Par Patrick Kitoko
Kinshasa, une mégapole de plus au moins 17 millions d'âmes, avec ses embouteillages ennuyants, ses bruits incessants, sa chaleur suffoquante, ne cesse de nous surprendre.
Un nouveau phénomène de mendicité vient de voir le jour à Kinshasa, exposant plus d'un Kinois à l'épreuve des sentiments internes qui contrastent empathie et indifférence ou insensibilité : c'est le phénomène "sunga mwana etshiké", entendez en lingala "venir en aide à l'orphelin ou enfant abandonné". Il s'agit, en clair, d'exposer, sur la place publique, dans un carrefour quelconque, un enfant présentant des cas soit d'ameloblastome (cancer malin au niveau de la mandibule) ou de colostomie, pour susciter la compassion des passants, afin de leur soutirer quelques sous.

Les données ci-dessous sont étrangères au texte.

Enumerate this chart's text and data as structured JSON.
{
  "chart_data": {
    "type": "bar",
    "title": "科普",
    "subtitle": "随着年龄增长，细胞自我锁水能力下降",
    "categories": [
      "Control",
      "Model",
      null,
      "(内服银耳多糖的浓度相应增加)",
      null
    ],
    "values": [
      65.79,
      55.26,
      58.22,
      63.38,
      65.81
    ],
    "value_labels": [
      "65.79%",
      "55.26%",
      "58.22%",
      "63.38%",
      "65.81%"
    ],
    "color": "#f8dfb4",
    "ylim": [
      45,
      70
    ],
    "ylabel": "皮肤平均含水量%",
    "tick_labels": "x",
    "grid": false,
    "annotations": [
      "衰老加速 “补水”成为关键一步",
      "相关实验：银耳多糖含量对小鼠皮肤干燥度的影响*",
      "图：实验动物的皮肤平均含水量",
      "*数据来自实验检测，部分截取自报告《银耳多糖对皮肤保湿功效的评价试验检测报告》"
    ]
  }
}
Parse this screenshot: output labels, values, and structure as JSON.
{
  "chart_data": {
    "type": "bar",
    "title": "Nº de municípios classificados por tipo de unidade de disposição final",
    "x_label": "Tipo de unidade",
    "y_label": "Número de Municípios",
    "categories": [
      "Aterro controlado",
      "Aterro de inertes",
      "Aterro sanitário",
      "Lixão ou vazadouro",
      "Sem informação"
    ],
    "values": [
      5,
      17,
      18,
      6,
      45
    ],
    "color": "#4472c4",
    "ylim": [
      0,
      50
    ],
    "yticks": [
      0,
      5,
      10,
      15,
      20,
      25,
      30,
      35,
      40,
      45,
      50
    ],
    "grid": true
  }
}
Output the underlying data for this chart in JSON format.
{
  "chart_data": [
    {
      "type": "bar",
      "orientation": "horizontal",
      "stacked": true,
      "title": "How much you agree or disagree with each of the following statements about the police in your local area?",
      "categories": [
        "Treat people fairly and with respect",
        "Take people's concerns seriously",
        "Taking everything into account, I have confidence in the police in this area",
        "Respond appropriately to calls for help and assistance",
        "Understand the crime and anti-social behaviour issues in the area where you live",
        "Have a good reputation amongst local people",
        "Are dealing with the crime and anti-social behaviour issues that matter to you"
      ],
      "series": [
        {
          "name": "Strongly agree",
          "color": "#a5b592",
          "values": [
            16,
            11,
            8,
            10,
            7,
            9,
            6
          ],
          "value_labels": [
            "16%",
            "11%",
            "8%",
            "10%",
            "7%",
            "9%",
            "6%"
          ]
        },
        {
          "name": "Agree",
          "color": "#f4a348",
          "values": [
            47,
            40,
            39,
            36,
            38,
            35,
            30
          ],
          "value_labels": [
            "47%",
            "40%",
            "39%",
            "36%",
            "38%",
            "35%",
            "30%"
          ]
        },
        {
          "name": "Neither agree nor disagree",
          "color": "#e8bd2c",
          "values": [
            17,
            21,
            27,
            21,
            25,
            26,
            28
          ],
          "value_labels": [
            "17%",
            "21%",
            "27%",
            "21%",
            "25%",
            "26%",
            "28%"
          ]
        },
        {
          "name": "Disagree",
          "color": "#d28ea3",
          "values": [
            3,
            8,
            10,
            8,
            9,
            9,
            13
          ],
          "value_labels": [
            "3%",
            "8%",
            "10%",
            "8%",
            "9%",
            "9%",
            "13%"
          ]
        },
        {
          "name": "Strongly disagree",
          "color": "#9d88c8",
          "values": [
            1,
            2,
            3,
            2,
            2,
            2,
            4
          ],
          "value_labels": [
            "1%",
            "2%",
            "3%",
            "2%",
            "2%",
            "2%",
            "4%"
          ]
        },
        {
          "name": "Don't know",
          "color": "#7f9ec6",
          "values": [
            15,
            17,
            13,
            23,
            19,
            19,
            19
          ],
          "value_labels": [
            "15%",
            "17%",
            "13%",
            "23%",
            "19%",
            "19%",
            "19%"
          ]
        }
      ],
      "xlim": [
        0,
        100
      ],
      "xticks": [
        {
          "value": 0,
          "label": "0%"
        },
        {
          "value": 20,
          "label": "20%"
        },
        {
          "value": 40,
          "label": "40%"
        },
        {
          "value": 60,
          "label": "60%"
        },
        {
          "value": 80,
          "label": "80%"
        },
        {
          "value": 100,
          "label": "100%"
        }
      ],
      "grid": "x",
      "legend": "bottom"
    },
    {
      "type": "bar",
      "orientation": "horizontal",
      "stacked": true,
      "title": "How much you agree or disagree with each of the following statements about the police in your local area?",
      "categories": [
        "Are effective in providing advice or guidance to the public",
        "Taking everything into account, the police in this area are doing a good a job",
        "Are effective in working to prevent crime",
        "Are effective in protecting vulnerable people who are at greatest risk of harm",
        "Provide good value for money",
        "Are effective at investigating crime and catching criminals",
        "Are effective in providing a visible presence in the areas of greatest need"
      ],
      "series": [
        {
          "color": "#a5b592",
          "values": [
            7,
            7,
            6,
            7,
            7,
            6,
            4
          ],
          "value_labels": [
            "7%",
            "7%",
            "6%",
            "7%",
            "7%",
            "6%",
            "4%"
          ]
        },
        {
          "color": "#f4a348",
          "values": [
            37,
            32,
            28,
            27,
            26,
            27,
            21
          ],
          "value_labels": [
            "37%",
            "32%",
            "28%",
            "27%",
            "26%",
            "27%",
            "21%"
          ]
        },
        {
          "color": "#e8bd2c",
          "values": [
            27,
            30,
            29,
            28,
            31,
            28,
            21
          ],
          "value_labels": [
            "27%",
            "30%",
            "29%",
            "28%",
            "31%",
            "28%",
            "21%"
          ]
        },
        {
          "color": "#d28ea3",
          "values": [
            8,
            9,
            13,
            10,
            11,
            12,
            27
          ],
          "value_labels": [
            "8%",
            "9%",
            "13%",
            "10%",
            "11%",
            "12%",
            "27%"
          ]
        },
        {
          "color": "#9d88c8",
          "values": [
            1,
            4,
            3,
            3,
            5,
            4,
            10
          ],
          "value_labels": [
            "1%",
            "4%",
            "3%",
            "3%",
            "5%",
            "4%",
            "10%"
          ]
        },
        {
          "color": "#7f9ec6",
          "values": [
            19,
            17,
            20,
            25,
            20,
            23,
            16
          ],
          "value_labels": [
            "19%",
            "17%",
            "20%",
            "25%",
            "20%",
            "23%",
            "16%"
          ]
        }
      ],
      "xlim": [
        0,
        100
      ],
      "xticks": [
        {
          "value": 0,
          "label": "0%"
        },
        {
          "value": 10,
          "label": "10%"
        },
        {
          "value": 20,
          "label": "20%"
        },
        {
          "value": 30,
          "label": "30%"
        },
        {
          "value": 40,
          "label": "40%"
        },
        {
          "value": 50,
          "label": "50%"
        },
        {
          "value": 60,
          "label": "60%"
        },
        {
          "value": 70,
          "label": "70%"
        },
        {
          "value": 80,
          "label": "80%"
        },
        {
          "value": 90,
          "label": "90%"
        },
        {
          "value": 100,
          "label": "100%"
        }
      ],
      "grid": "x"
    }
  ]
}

De l'avis de plus d'un expert médical, il s'agit de la pure mendicité déguisée, d'autant plus que la plupart des cas présentés sont incurables, pour avoir atteint un degré terminal et la médecine n'en ayant plus une thérapeutique appropriée.
Et, aujourd'hui, plus aucun grand carrefour de la capitale congolaise, à savoir, rond point des Huileries, Assanef, rond point UPN, Kintambo Magasin, Matadi Kibala, rond point Ngaba, n'est épargné par la présence de ces gens, qui se livrent à à ce phénomène.
Devant pareilles scènes, seule la bonne intention ne compte pas. Pour beaucoup, en écoutant les paroles qui accompagnent cette demande d'aide, loger le diable dans ses poches en ce net moment, recouvre en soi une tunique de culpabilité indirecte.
“C'est une situation que nous déplorons malheureusement. Mais la responsabilité incombe avant tout à nos dirigeants. Beaucoup de ces personnes se présentent comme membres des ONG ou structures oeuvrant dans l'humanitaire. Mais comment est-ce que l'État arrive à donner des agréments aux structures qui n'ont pas des moyens ne serait-ce que pour leur fonctionnement ?”, se questionne un Kinois.
Pauvreté et précarité des populations auxquelles s'ajoute l'irresponsabilité des autorités, autant de maux qu'évoquent les Congolais, pour essayer d'expliquer ce phénomène qui prend de plus en plus de l'ampleur.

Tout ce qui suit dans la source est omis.